以上から、安全と安心の関係は、③安全があって初めて安心がある(内包関係)にかなり近いとはいえ ④安全と安心は重なることもある(重なる関係) と言えると思います。

私は、「安全」は客観的な状態であるのに対し、「安心」は心理的で主観的な状態のように思っています。

「安全安心」の登場

では、別の概念なのに最近なぜ一緒にされるようになったのでしょうか。
思い起こすに初めは食の安全性が脅かされる事件が相次いで報道されたことがあると思います。「この食品は安全ですよ。だから安心して食べてください」と声高にアピールしたばかりに、「安全安心」という言葉が市民権を得た形となったのではないでしょうか。
それだけなら「安全安心ってヘンな言葉だなあ」で終わっていくはずが、厄介なことにその言葉が独り歩きしたように思います。まず「安全→(だから)安心という因果関係」という解釈(誤解)を生み、いつからか「安全と安心は同義語である」かのような解釈にまで至ったように感じます。
 
もっとも、日本語は日々刻刻変わっていくものなので、もしかしたら10年後、いや今もう既に過半数が変化を許容しているかもしれません。古語が現代語に置き換わるのは時代の変化だと受け入れてきましたが、実際の変化を目の当たりにするのはゾッとしませんね。

「安全安心」の危険性 

でも、そもそも「安心かどうか」を他人が口を出す、ましてや決めるものではないように思います。客観的な状態である「安全」を確保するのは当然としても、「安心」かどうかは本人の主観によるし、本人の意思に委ねるべきです。にも拘らず、広告媒体を中心に広く使われている。これは少し憂慮すべきことではないでしょうか。
NHKテキスト「100分de名著 ル・ボン 群衆心理 武田砂鉄」の中にこうあります。

ワイドショーが愛用する「悲痛!」「歓喜!」といったテロップも「心象を呼び出す押しボタン」といえるでしょう。ニュースの内容を表すわけでもなく、このニュースを観て「こういう感情をもちましょう」と定めてくる。何をどう感じるかは人それぞれのはずなのに、感情的なフレーズを一つ用意することで、別の選択肢を剝奪している。

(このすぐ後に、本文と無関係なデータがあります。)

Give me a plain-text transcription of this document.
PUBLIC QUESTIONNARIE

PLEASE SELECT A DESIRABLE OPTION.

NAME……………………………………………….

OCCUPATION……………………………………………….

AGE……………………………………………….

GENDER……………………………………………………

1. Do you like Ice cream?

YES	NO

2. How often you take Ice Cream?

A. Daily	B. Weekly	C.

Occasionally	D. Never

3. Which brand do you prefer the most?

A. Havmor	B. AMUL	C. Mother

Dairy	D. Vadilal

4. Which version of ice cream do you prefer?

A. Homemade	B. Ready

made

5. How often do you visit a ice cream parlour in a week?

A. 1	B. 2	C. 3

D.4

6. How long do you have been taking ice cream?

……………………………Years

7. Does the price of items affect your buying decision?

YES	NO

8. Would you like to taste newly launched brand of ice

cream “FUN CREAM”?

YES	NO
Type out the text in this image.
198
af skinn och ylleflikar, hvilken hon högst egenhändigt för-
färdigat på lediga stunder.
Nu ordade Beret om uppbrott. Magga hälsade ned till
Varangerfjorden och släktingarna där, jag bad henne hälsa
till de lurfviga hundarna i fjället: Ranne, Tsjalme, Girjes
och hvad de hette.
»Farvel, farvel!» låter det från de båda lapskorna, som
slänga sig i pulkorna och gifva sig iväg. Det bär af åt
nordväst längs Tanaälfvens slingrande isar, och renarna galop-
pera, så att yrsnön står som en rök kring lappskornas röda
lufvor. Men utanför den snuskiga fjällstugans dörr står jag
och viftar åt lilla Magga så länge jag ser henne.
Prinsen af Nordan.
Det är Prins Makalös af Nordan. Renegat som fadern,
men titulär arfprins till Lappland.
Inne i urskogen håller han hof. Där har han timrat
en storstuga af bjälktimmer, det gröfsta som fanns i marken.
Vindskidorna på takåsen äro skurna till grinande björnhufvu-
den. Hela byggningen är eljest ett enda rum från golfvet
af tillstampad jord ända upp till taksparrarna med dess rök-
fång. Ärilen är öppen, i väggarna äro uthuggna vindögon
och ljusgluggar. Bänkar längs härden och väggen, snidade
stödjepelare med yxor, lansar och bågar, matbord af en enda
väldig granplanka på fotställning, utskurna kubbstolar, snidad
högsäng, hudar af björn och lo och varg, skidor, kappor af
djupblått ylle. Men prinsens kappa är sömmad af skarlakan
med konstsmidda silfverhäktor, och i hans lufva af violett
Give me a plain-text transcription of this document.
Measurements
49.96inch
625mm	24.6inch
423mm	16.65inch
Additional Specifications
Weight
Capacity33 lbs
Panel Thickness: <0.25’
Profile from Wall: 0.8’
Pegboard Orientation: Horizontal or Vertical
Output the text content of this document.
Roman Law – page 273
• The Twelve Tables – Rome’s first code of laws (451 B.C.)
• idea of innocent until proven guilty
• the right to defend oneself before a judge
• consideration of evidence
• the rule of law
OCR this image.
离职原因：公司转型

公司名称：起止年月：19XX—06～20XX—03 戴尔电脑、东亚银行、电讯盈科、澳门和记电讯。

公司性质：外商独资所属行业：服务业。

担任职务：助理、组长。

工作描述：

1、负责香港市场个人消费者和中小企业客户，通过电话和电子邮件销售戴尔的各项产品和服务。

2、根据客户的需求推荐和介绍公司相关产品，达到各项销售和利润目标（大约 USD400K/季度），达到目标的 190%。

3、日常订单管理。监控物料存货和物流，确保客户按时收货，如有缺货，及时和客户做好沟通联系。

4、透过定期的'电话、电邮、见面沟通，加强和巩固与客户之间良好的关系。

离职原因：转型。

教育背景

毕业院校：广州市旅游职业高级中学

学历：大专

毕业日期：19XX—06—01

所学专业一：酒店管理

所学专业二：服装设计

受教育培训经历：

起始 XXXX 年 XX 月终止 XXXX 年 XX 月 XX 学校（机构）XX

NHKテキスト「100分de名著 ル・ボン 群衆心理 武田砂鉄」

「安全安心」という今や馴染んだ言葉の裏では、「安全だから安心だよね」という感情を知らず知らずのうちに植え付けられているのではないでしょうか。そう考えると、気軽に「安全安心」という言葉を使っていること自体、背筋が寒くなるような恐ろしさを感じます。
以下、前掲書の引用です。

心理的奴隷となる危険性はつねにあります。とりわけ、意義や不満を表明することに一定の勇気を要する社会において、世の中の「空気」に抗う意識は、自覚的に鍛えていかなければなりません。さもなければ、次第に群衆にとりこまれ、誰かに隷属するようになっているかもしれません。

NHKテキスト「100分de名著 ル・ボン 群衆心理 武田砂鉄」

結び

安全と安心とは違うのか、どういう関係なのかから出発して、「安全安心」という言葉の危険性までたどってきました。
私にできることは、せめて私だけでも、「安全安心」という言葉を意地でも使わないこと、もし使わなくてはいけなくなったら、せめて「安全・安心」とナカテンをつけること、もし機会があるようなら安全と安心は違うのだということを伝えること・・・くらいでしょうか。
我ながら無力ですが、微力ながらも抵抗していきたいと思います。